Referendum Katalonien am Rande des Abgrunds

Barcelona/Madrid · (dpa) Die Stimmung in Katalonien wird von Stunde zu Stunde brisanter. Die Regierung der von ausländischen Touristen meistbesuchten Region Spaniens will am 1. Oktober ein „verbindliches Referendum“ über die Unabhängigkeit vom EU-Land durchführen – gegen den Willen der spanischen Zentralregierung und ungeachtet eines gerichtlichen Verbots. Die katalanische Zeitung „El Periódico“ titelte, die Region sei „am Rande des Abgrunds“.

Wie wahrscheinlich ist es nach der jüngsten Entwicklung, dass das Referendum tatsächlich wie von Barcelona geplant stattfindet?

Äußerst unwahrscheinlich. Der Sprecher der Zentralregierung, Iñigo Méndez de Vigo, sagte, die Abstimmung sei durch Festnahmen und Sicherstellungen „logistisch endgültig deaktiviert“ worden. Die große Mehrheit der Beobachter sieht das genauso. Die Regionalregierung hält indes am Referendum fest – und hat die Wahlurnen vor der Polizei versteckt. Sie wird aber wohl nur hier und da Wahllokale öffnen und bestenfalls „symbolische Abstimmung“ durchführen können.

Wie werden die Separatisten auf die Aktionen der Zentralregierung und der Justiz weiter reagieren?

Mit einem Abflauen der Krise und einem Nachgeben der Separatisten rechnet in Spanien niemand. Zumal es keinen Dialog zwischen den Seiten gibt. Zum wahrscheinlichsten Szenario sagte der angesehene Katalonien-Experte Toni Bolaño Mittwochabend im spanischen TV: „Niemand soll nun denken, dass am 1. Oktober die Menschen zu Hause bleiben werden, weil es keine Urnen, keine Wahlzettel, keine Lokale geben wird. Die Spannung wird bis dahin stetig zunehmen.“ Fermín Bocos, schon als bester Journalist Spaniens ausgezeichnet, zieht bereits Vergleiche mit der Revolution 2014 in der Ukraine. Hunderttausende würden auf die Straßen gehen.

Welche Mittel kann die Zentralregierung noch einsetzen, falls sich die Lage in Katalonien weiter zuspitzt?

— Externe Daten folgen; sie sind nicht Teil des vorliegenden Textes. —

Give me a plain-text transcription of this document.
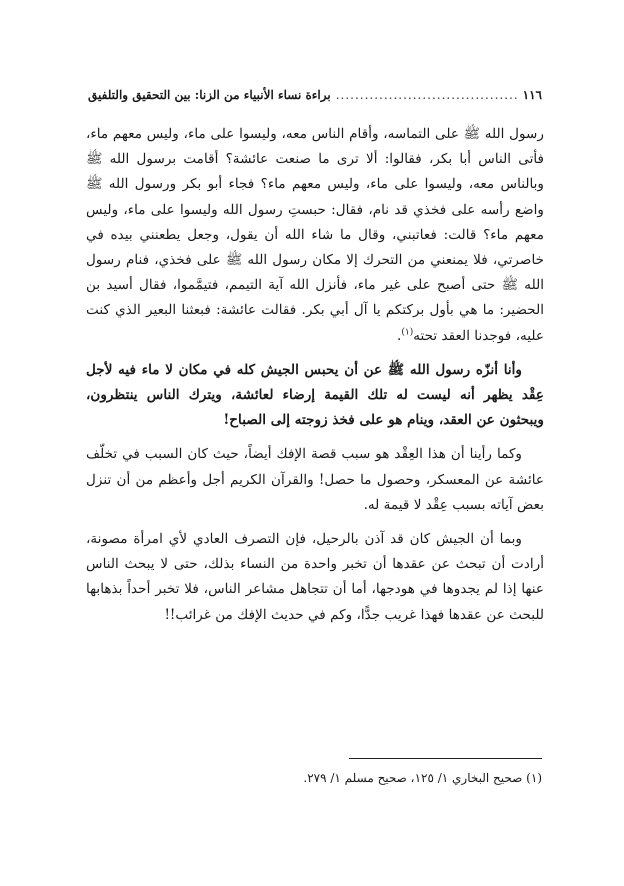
١١٦
.....
براءة نساء الأنبياء من الزنا: بين التحقيق والتلفيق

رسول الله ﷺ على التماسه، وأقام الناس معه، وليسوا على ماء، وليس معهم ماء، فأتى الناس أبا بكر، فقالوا: ألا ترى ما صنعت عائشة؟ أقامت برسول الله ﷺ وبالناس معه، وليسوا على ماء، وليس معهم ماء؟ فجاء أبو بكر ورسول الله ﷺ واضع رأسه على فخذي قد نام، فقال: حبستِ رسول الله وليسوا على ماء، وليس معهم ماء؟ قالت: فعاتبني، وقال ما شاء الله أن يقول، وجعل يطعنني بيده في خاصرتي، فلا يمنعني من التحرك إلا مكان رسول الله ﷺ على فخذي، فنام رسول الله ﷺ حتى أصبح على غير ماء، فأنزل الله آية التيمم، فتيمَّموا، فقال أسيد بن الحضير: ما هي بأول بركتكم يا آل أبي بكر. فقالت عائشة: فبعثنا البعير الذي كنت عليه، فوجدنا العقد تحته$^{(١)}$.

وأنا أنزّه رسول الله ﷺ عن أن يحبس الجيش كله في مكان لا ماء فيه لأجل عِقْد يظهر أنه ليست له تلك القيمة إرضاء لعائشة، ويترك الناس ينتظرون، ويبحثون عن العقد، وينام هو على فخذ زوجته إلى الصباح!

وكما رأينا أن هذا العِقْد هو سبب قصة الإفك أيضاً، حيث كان السبب في تخلّف عائشة عن المعسكر، وحصول ما حصل! والقرآن الكريم أجل وأعظم من أن تنزل بعض آياته بسبب عِقْد لا قيمة له.

وبما أن الجيش كان قد آذن بالرحيل، فإن التصرف العادي لأي امرأة مصونة، أرادت أن تبحث عن عقدها أن تخبر واحدة من النساء بذلك، حتى لا يبحث الناس عنها إذا لم يجدوها في هودجها، أما أن تتجاهل مشاعر الناس، فلا تخبر أحداً بذهابها للبحث عن عقدها فهذا غريب جدًّا، وكم في حديث الإفك من غرائب!!

(١) صحيح البخاري ١/ ١٢٥، صحيح مسلم ١/ ٢٧٩.
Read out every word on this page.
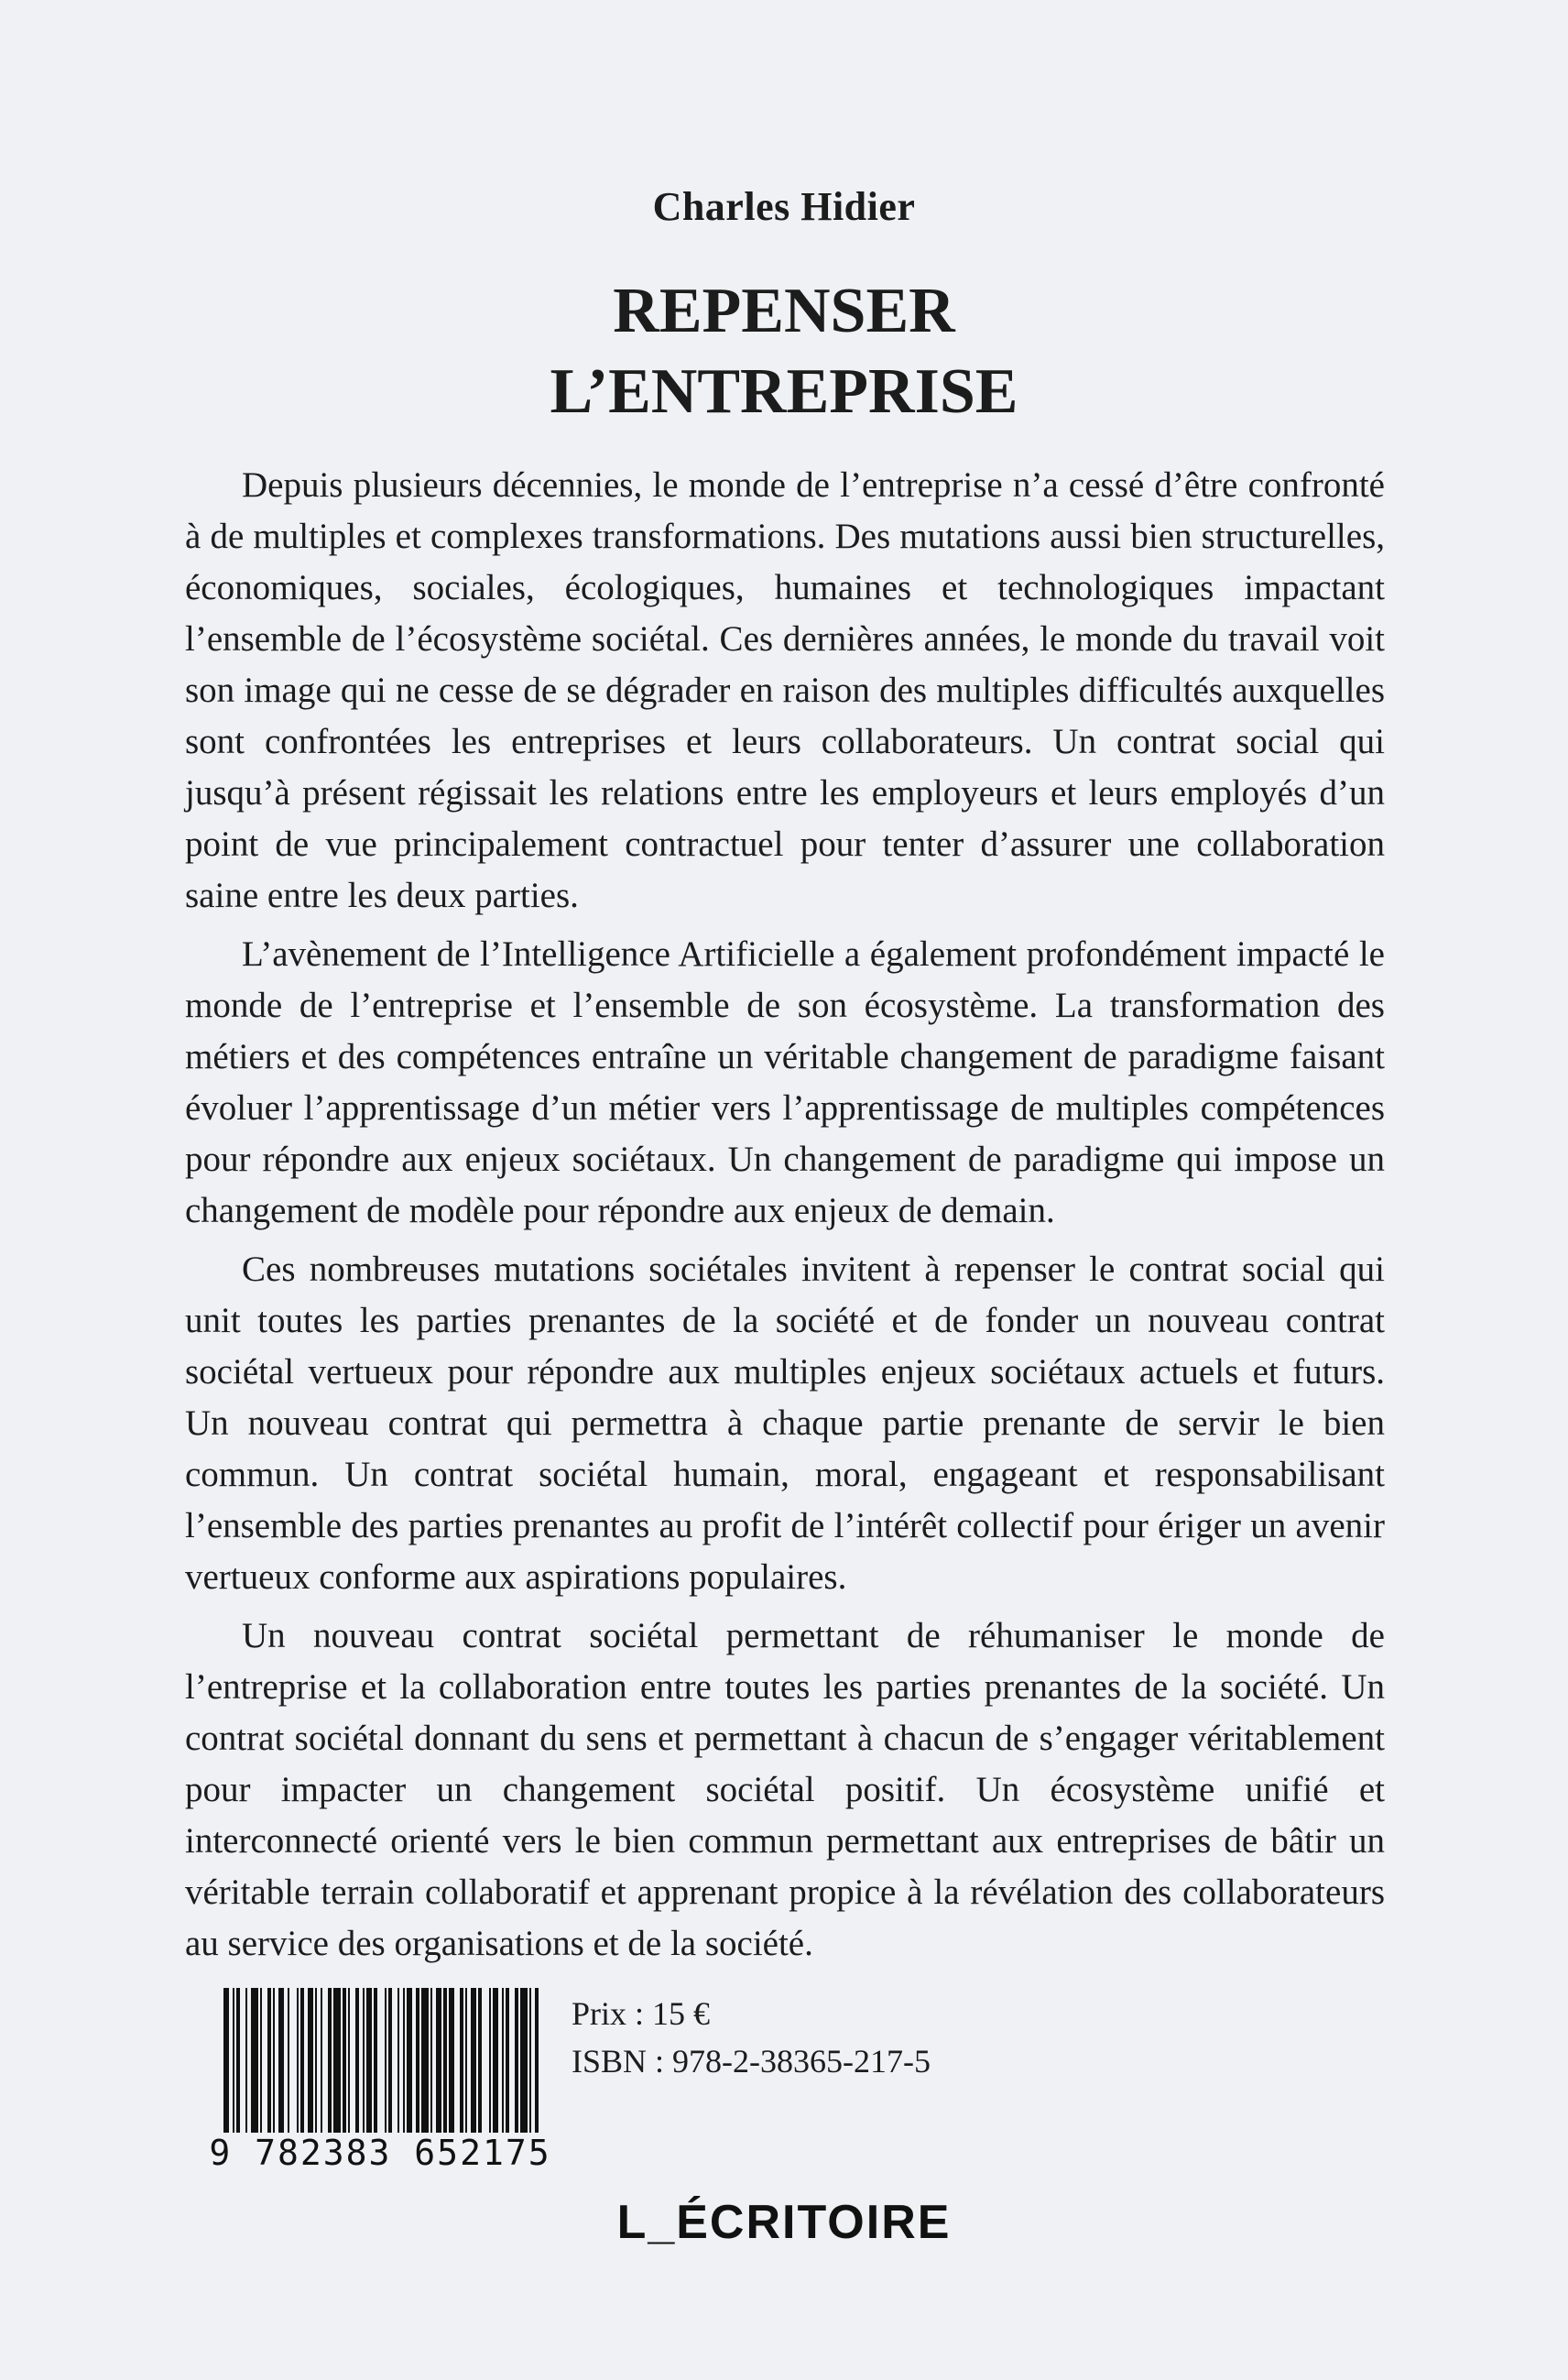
Charles Hidier
REPENSER
L’ENTREPRISE

Depuis plusieurs décennies, le monde de l’entreprise n’a cessé d’être confronté à de multiples et complexes transformations. Des mutations aussi bien structurelles, économiques, sociales, écologiques, humaines et technologiques impactant l’ensemble de l’écosystème sociétal. Ces dernières années, le monde du travail voit son image qui ne cesse de se dégrader en raison des multiples difficultés auxquelles sont confrontées les entreprises et leurs collaborateurs. Un contrat social qui jusqu’à présent régissait les relations entre les employeurs et leurs employés d’un point de vue principalement contractuel pour tenter d’assurer une collaboration saine entre les deux parties.

L’avènement de l’Intelligence Artificielle a également profondément impacté le monde de l’entreprise et l’ensemble de son écosystème. La transformation des métiers et des compétences entraîne un véritable changement de paradigme faisant évoluer l’apprentissage d’un métier vers l’apprentissage de multiples compétences pour répondre aux enjeux sociétaux. Un changement de paradigme qui impose un changement de modèle pour répondre aux enjeux de demain.

Ces nombreuses mutations sociétales invitent à repenser le contrat social qui unit toutes les parties prenantes de la société et de fonder un nouveau contrat sociétal vertueux pour répondre aux multiples enjeux sociétaux actuels et futurs. Un nouveau contrat qui permettra à chaque partie prenante de servir le bien commun. Un contrat sociétal humain, moral, engageant et responsabilisant l’ensemble des parties prenantes au profit de l’intérêt collectif pour ériger un avenir vertueux conforme aux aspirations populaires.

Un nouveau contrat sociétal permettant de réhumaniser le monde de l’entreprise et la collaboration entre toutes les parties prenantes de la société. Un contrat sociétal donnant du sens et permettant à chacun de s’engager véritablement pour impacter un changement sociétal positif. Un écosystème unifié et interconnecté orienté vers le bien commun permettant aux entreprises de bâtir un véritable terrain collaboratif et apprenant propice à la révélation des collaborateurs au service des organisations et de la société.

9 782383 652175
Prix : 15 €
ISBN : 978-2-38365-217-5
L_ÉCRITOIRE
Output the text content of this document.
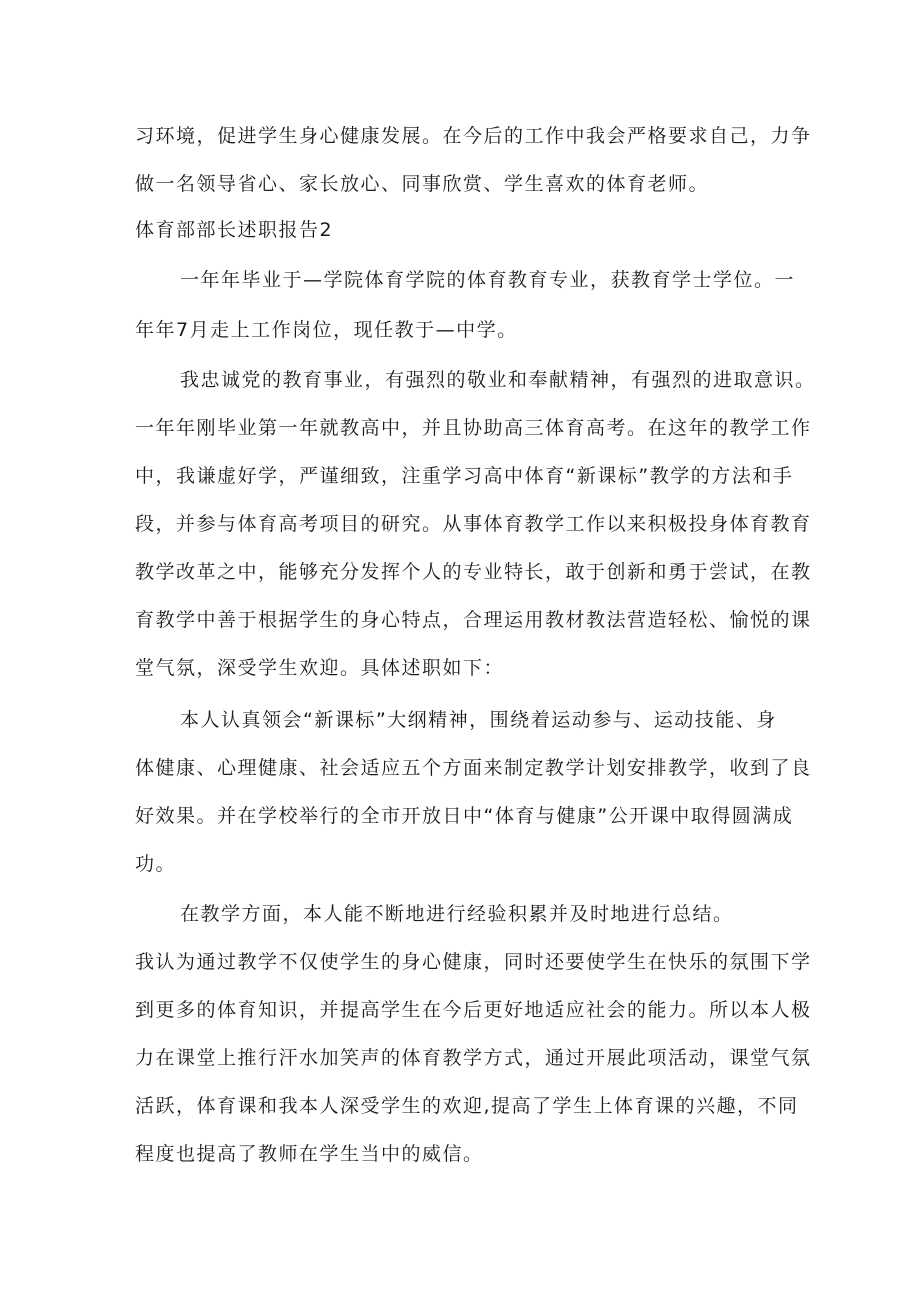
习环境，促进学生身心健康发展。在今后的工作中我会严格要求自己，力争
做一名领导省心、家长放心、同事欣赏、学生喜欢的体育老师。
体育部部长述职报告2
一年年毕业于—学院体育学院的体育教育专业，获教育学士学位。一
年年7月走上工作岗位，现任教于—中学。
我忠诚党的教育事业，有强烈的敬业和奉献精神，有强烈的进取意识。
一年年刚毕业第一年就教高中，并且协助高三体育高考。在这年的教学工作
中，我谦虚好学，严谨细致，注重学习高中体育“新课标”教学的方法和手
段，并参与体育高考项目的研究。从事体育教学工作以来积极投身体育教育
教学改革之中，能够充分发挥个人的专业特长，敢于创新和勇于尝试，在教
育教学中善于根据学生的身心特点，合理运用教材教法营造轻松、愉悦的课
堂气氛，深受学生欢迎。具体述职如下：
本人认真领会“新课标”大纲精神，围绕着运动参与、运动技能、身
体健康、心理健康、社会适应五个方面来制定教学计划安排教学，收到了良
好效果。并在学校举行的全市开放日中“体育与健康”公开课中取得圆满成
功。
在教学方面，本人能不断地进行经验积累并及时地进行总结。
我认为通过教学不仅使学生的身心健康，同时还要使学生在快乐的氛围下学
到更多的体育知识，并提高学生在今后更好地适应社会的能力。所以本人极
力在课堂上推行汗水加笑声的体育教学方式，通过开展此项活动，课堂气氛
活跃，体育课和我本人深受学生的欢迎,提高了学生上体育课的兴趣，不同
程度也提高了教师在学生当中的威信。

In Spanien sorgt „Artículo 155“ dieser Tage für heiße Diskussionen. Die paar Zeilen, fast eine Kopie von Artikel 37 des deutschen Grundgesetzes, erlauben es der Zentralregierung, in einer Region einzugreifen, deren Machthaber gegen Bestimmungen des Grundgesetzes verstoßen. Notfalls mit Einschränkungen der Befugnisse und mit Gewalt. Ist es möglich, dass die Panzer auf den Ramblas einfahren? Madrid schließt „keine Option aus“.

Würde ein unabhängiges Katalonien Mitglied der EU bleiben können?

Nein. EU-Kommissionschef Jean-Claude Juncker bekräftigte erst vor wenigen Tagen im Interview des TV-Senders Euronews, im Falle einer Unabhängigkeitserklärung werde Katalonien „automatisch“ ausgeschlossen. Die unabhängig gewordene Region werde auch nicht „am Tag danach“ der EU beitreten können.